II. EXAMEN DES AMENDEMENTS
La commission a ensuite procédé à l'examen des amendements aux conclusions de la commission sur la proposition de résolution n° 91 (1995-1996) de M. René Trégouët sur :
- la proposition de directive du Parlement européen et du Conseil relative à l'interconnexion dans le secteur des télécommunications : garantir le service universel et l'interopérabilité en appliquant les principes de fourniture d'un réseau ouvert (ONP) (n° E-467),
- le projet de directive de la Commission modifiant la directive de la Commission n° 90/388/CEE et concernant l'ouverture complète du marché des télécommunications à la concurrence (n° E-508),
- et le projet de directive de la Commission modifiant la directive de la Commission n° 90/388/CEE en ce qui concerne les communications mobiles et personnelles (n° E-509).
A l'amendement n° 1 présenté par MM. Claude Billard, Félix Leyzour et Louis Minetti et proposant une nouvelle rédaction des quatrième, cinquième et sixième alinéas de la proposition, M. Pierre Hérisson, rapporteur, a fait part de la perplexité que lui inspirait le premier considérant dudit amendement « quant à l'opposition majoritaire des usagers à la libéralisation du secteur des télécommunications ». Il a, à cet égard, rappelé la forte demande formulée par les entreprises en faveur de cette libéralisation et l'immense succès rencontré par les services de téléphonie mobile ouverts à la concurrence depuis plusieurs années. Il s'est également déclaré stupéfait quant à l'éventualité d'une privatisation de France Télécom, envisagée par les sénateurs communistes. L'emploi de ce terme laissait en effet, selon lui, supposer que l'opérateur pourrait être soumis à des intérêts privés, alors qu'a toujours été évoquée la seule perspective de sa « sociétisation », c'est-à-dire sa transformation en société anonyme où l'État resterait majoritaire.

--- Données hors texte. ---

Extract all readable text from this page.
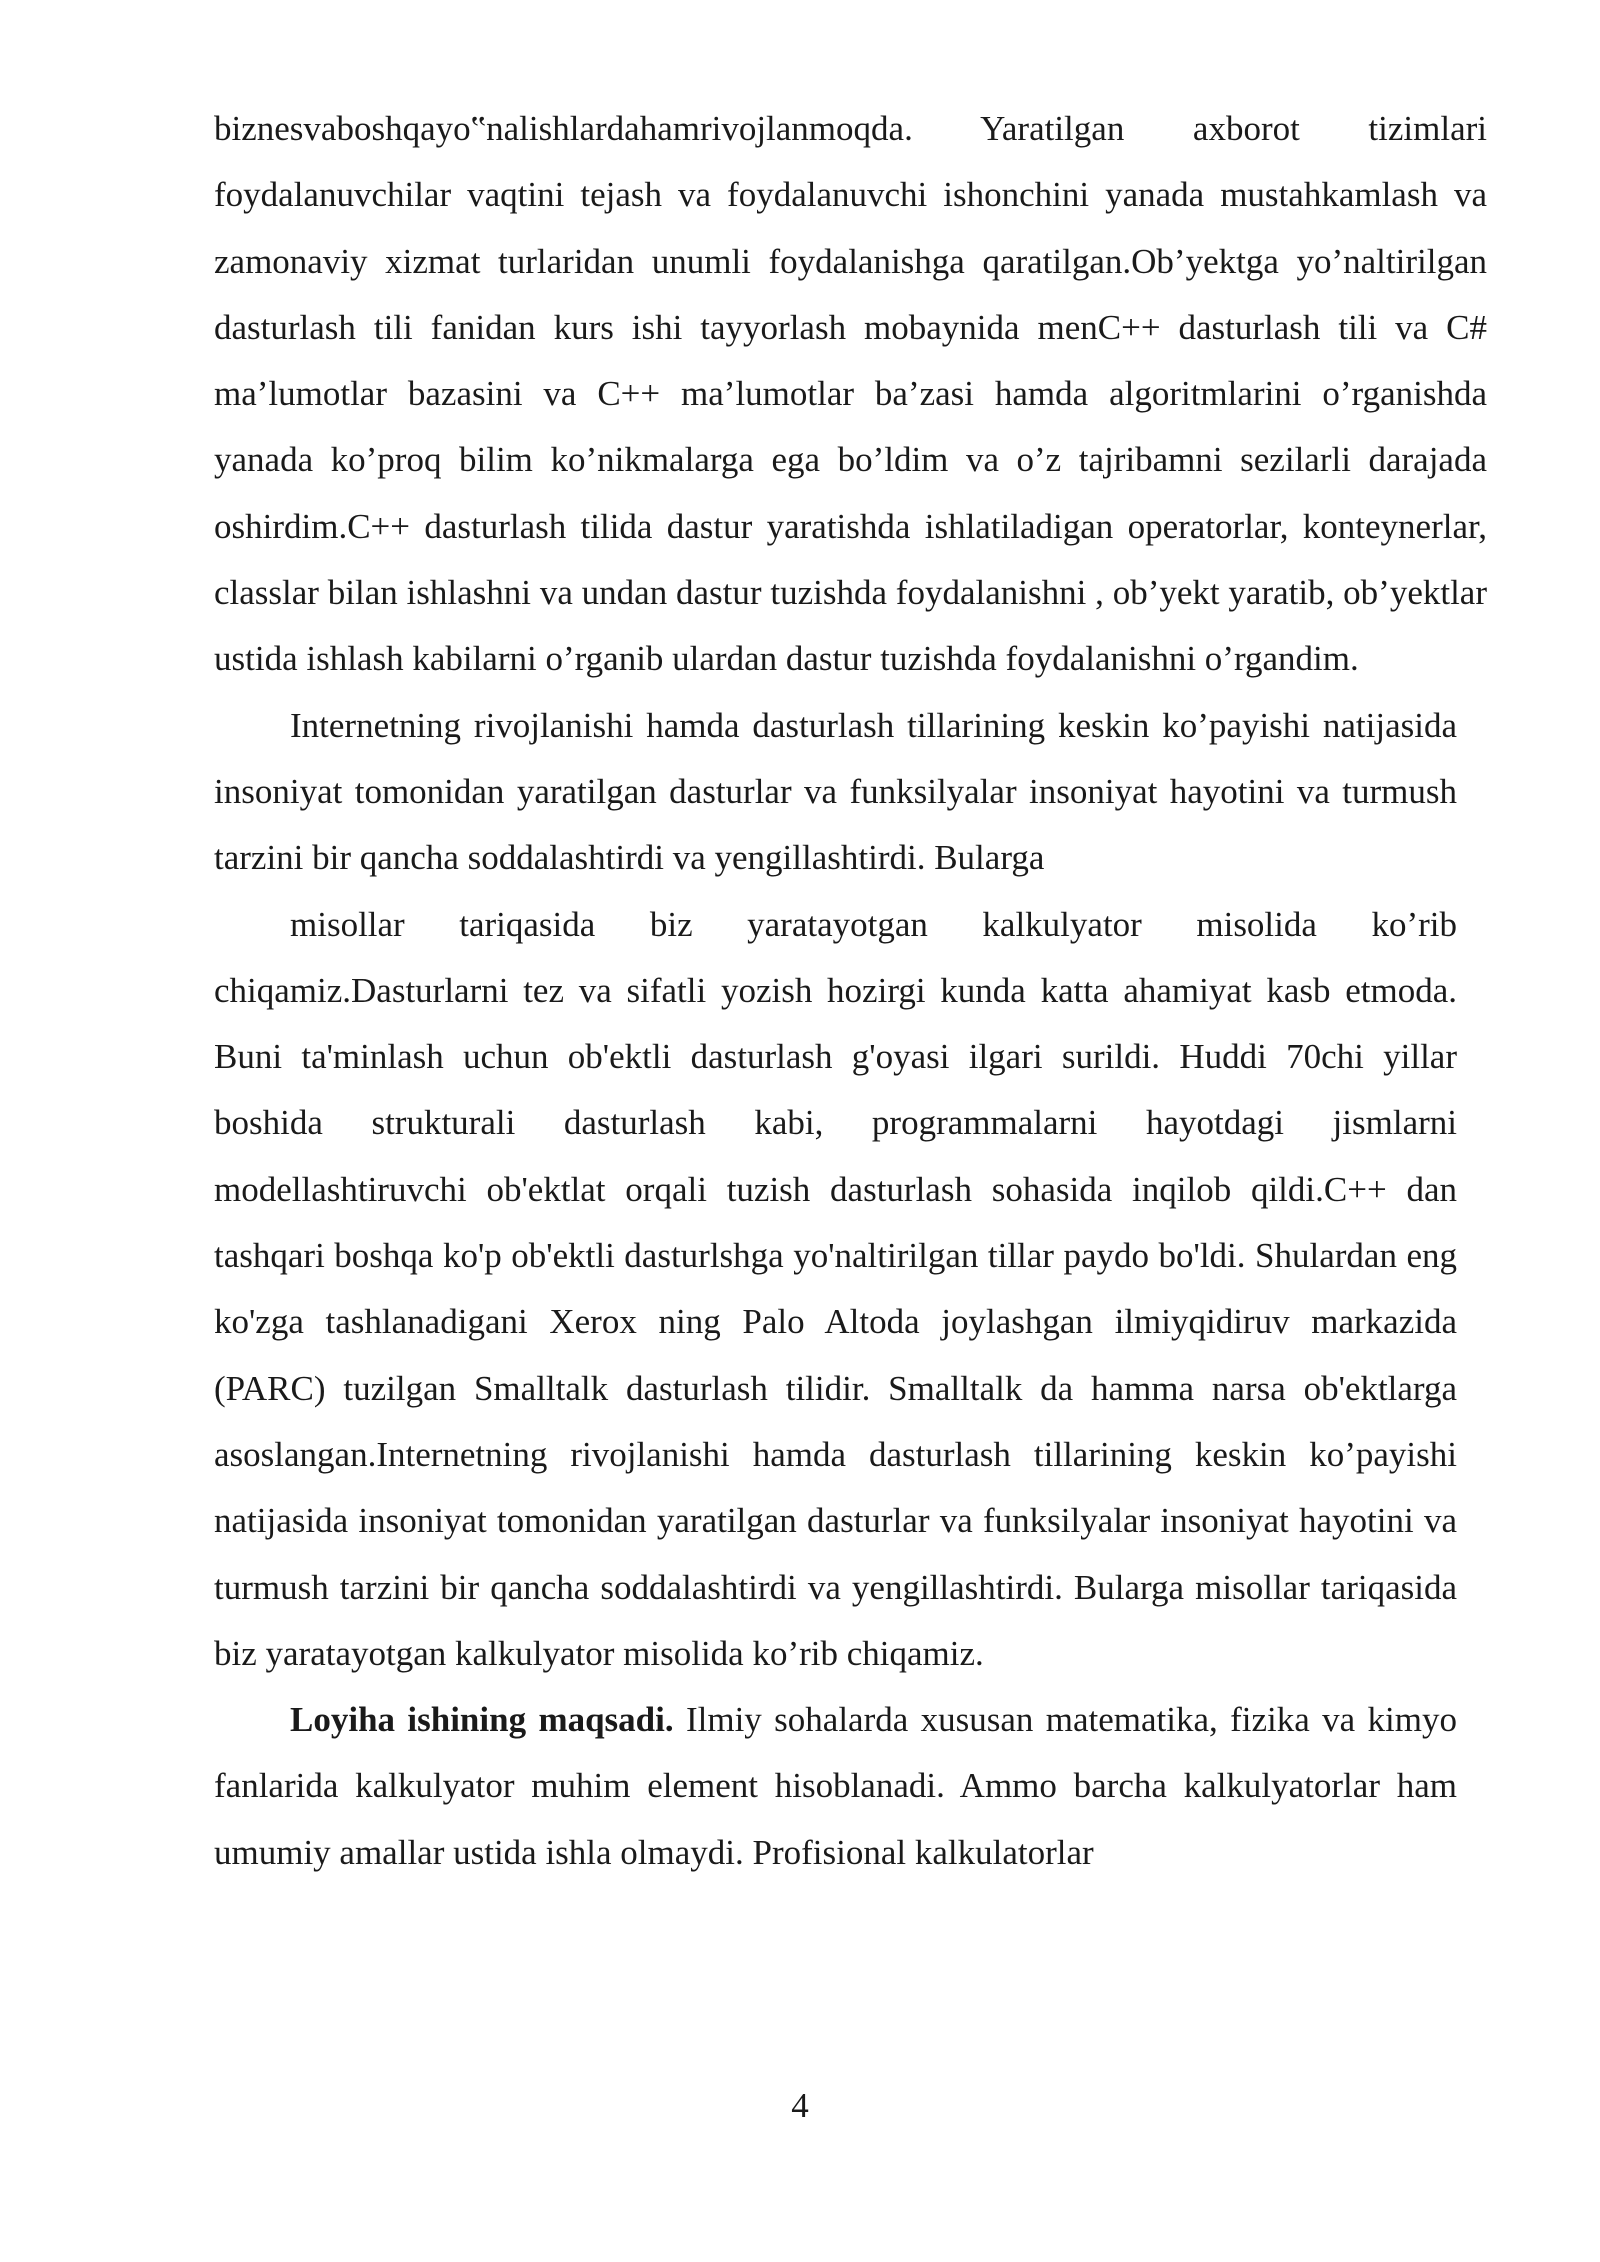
biznesvaboshqayo‟nalishlardahamrivojlanmoqda. Yaratilgan axborot tizimlari foydalanuvchilar vaqtini tejash va foydalanuvchi ishonchini yanada mustahkamlash va zamonaviy xizmat turlaridan unumli foydalanishga qaratilgan.Ob’yektga yo’naltirilgan dasturlash tili fanidan kurs ishi tayyorlash mobaynida menC++ dasturlash tili va C# ma’lumotlar bazasini va C++ ma’lumotlar ba’zasi hamda algoritmlarini o’rganishda yanada ko’proq bilim ko’nikmalarga ega bo’ldim va o’z tajribamni sezilarli darajada oshirdim.C++ dasturlash tilida dastur yaratishda ishlatiladigan operatorlar, konteynerlar, classlar bilan ishlashni va undan dastur tuzishda foydalanishni , ob’yekt yaratib, ob’yektlar ustida ishlash kabilarni o’rganib ulardan dastur tuzishda foydalanishni o’rgandim.

Internetning rivojlanishi hamda dasturlash tillarining keskin ko’payishi natijasida insoniyat tomonidan yaratilgan dasturlar va funksilyalar insoniyat hayotini va turmush tarzini bir qancha soddalashtirdi va yengillashtirdi. Bularga

misollar tariqasida biz yaratayotgan kalkulyator misolida ko’rib chiqamiz.Dasturlarni tez va sifatli yozish hozirgi kunda katta ahamiyat kasb etmoda. Buni ta'minlash uchun ob'ektli dasturlash g'oyasi ilgari surildi. Huddi 70chi yillar boshida strukturali dasturlash kabi, programmalarni hayotdagi jismlarni modellashtiruvchi ob'ektlat orqali tuzish dasturlash sohasida inqilob qildi.C++ dan tashqari boshqa ko'p ob'ektli dasturlshga yo'naltirilgan tillar paydo bo'ldi. Shulardan eng ko'zga tashlanadigani Xerox ning Palo Altoda joylashgan ilmiyqidiruv markazida (PARC) tuzilgan Smalltalk dasturlash tilidir. Smalltalk da hamma narsa ob'ektlarga asoslangan.Internetning rivojlanishi hamda dasturlash tillarining keskin ko’payishi natijasida insoniyat tomonidan yaratilgan dasturlar va funksilyalar insoniyat hayotini va turmush tarzini bir qancha soddalashtirdi va yengillashtirdi. Bularga misollar tariqasida biz yaratayotgan kalkulyator misolida ko’rib chiqamiz.

Loyiha ishining maqsadi. Ilmiy sohalarda xususan matematika, fizika va kimyo fanlarida kalkulyator muhim element hisoblanadi. Ammo barcha kalkulyatorlar ham umumiy amallar ustida ishla olmaydi. Profisional kalkulatorlar

4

A propos du deuxième considérant de l'amendement, il a jugé que l'idée de faire reconnaître la notion de service public par les traités ne serait pas incongrue s'il s'agissait seulement du traité sur l'Union européenne, mais que faire figurer cette notion dans tous les traités signés par la France serait pour le moins excessif. M. Pierre Hérisson, rapporteur, a constaté que, sur ce même sujet, l'amendement n° 10 présenté plus loin par Mme Danielle Pourtaud, M. Gérard Delfau et les membres du groupe socialiste et apparentés, se révélait beaucoup moins flou que celui de l'amendement n° 1.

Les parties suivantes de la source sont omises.